Most functions are documented ridiculously well from a scientific standpoint: you aren’t just using some unknown function, but have a full scientific description and citation to the method and implementation.

Exercises: use SciPy

These exercises do not exist because you might need these functions someday. They are because you will need to read documentation and understand documentation of an an external library eventually.

1: Numerical integration


Do the following exercise or read the documentation and understand the relevant functions of SciPy:

Define a function of one variable and using scipy.integrate.quad calculate the integral of your function in the interval [0.0, 4.0]. Then vary the interval and also modify the function and check whether scipy can integrate it.

2: Sparse matrices


Do the following exercise or read the documentation and understand the relevant functions of SciPy:

Use the SciPy sparse matrix functionality to create a random sparse matrix with a probability of non-zero elements of 0.05 and size 10000 x 10000. The use the SciPy sparse linear algebra support to calculate the matrix-vector product of the sparse matrix you just created and a random vector. Use the %timeit macro to measure how long it takes. Does the optional format argument when you create the sparse matrix make a difference?

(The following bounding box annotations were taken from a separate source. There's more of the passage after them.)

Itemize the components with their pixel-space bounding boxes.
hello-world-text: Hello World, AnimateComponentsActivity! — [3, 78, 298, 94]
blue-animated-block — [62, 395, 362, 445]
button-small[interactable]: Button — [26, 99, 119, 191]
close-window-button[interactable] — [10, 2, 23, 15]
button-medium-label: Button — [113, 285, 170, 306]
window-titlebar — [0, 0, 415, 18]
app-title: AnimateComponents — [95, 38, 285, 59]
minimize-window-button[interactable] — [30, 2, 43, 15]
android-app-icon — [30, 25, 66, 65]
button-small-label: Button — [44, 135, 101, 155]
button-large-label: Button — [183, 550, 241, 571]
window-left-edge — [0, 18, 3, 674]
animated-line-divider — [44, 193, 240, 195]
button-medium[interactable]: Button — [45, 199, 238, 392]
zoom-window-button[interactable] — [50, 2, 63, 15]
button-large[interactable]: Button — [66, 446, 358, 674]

Then, compare to how long it takes if you’d instead first convert the sparse matrix to a normal NumPy dense array, and use the NumPy dot method to calculate the matrix-vector product.

Can you figure out a quick rule of thumb when it’s worth using a sparse matrix representation vs. a dense representation?

See also


  • When you need advance math or scientific functions, let’s just admit it: you do a web search first.

  • But when you see something in SciPy come up, you know your solutions are in good hands.